The convolution operation device 10-1 performs a convolution operation on the signal in which the unnecessary wave component transmitted from the unnecessary wave suppression device 9 is suppressed and the reference signal generated by the reference signal generation unit 13. Now, let x (n) be an input signal of the convolution operation device 10-1, h (0) to h (P-1) as reference signals, and y (n) as an output signal of the convolution operation device 10-1. The output signal y (n) of the arithmetic device 10-1 is obtained by the following equation (4).

  For this reason, in the convolution period, the relationship between the input signals x (n) to x (n−P + 1) and the reference signals h (0) to h (P−1) of the convolution operation device 10-1 is complex conjugate. (Amplitudes only need to have a relative relationship that coincides with each other.) The output y (n) from the convolution operation device 10-1 increases. As a result, the SN ratio of the input signal can be improved.

  The calculation result in the convolution calculation unit 12 is sent to the CFAR device 7-1. The CFAR device 7-1 generates the above-described amplitude ratio signal and sends it to the detection device 8-1. The detection device 8-1 detects a signal exceeding the threshold value among the amplitude ratio signals from the CFAR device 7-1 as a target.

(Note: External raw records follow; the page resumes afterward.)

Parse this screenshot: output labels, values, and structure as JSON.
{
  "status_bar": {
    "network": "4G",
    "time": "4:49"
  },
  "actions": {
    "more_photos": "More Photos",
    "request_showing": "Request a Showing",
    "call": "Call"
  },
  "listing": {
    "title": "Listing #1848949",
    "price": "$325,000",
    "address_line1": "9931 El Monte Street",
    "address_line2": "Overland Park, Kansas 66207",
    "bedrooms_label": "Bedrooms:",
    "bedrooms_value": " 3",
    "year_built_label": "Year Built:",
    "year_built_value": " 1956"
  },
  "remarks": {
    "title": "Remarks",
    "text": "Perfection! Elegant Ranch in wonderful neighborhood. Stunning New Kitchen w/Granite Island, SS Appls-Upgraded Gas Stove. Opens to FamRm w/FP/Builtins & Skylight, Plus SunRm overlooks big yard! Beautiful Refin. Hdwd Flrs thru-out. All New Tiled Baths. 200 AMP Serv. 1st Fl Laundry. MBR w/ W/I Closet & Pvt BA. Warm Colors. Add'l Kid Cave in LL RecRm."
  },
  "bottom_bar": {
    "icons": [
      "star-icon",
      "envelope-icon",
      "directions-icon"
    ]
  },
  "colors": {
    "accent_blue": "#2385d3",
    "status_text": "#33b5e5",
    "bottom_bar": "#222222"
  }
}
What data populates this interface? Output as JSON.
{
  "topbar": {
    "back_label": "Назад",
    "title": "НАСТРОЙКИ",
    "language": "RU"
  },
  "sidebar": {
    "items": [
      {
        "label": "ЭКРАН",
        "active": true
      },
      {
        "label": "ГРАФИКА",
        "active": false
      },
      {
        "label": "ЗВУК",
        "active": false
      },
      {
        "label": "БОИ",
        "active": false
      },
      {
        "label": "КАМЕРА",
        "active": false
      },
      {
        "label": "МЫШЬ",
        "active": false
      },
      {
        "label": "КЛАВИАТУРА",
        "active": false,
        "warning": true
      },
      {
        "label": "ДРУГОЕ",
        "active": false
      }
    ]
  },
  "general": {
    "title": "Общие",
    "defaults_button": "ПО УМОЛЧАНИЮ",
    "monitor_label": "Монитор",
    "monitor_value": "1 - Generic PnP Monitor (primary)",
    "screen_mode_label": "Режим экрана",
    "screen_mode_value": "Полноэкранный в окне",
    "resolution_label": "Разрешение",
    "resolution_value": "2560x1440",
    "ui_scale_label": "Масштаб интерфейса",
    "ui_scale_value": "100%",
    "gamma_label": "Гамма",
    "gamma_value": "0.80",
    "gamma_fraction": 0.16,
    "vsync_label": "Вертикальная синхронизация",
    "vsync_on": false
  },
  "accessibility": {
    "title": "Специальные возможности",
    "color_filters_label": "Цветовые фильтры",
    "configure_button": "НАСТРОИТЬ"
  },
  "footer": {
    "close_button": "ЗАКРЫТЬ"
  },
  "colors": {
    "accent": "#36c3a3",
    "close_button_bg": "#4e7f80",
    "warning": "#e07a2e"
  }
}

  Each of the first target detection devices 19-1 to 19-1 configured as described above performs a plurality of convolution operations for performing a convolution operation on the output signal of the unwanted wave suppression device 9 with a plurality of reference signals. By providing the devices 10-1 to 10-n, it is possible to obtain a reference signal that maximizes the SN ratio of received signals obtained from a plurality of types of helicopters. However, since the first target detection devices 19-1 to 19-l include a plurality of convolution operation devices 10-1 to 10n, the scale becomes large. Therefore, it is suitable for a radar apparatus installed on the ground of a network radar system.

  FIG. 4 is a block diagram showing the configuration of the second target detection devices 20-1 to 20-m. Each of the second target detection devices 20-1 to 20-m includes an antenna 1, a transmitter 2, a circulator 3, a receiver 4, an unnecessary wave suppression device 9, a convolution operation device 10, a CFAR device 7, and a detection device 8. Has been.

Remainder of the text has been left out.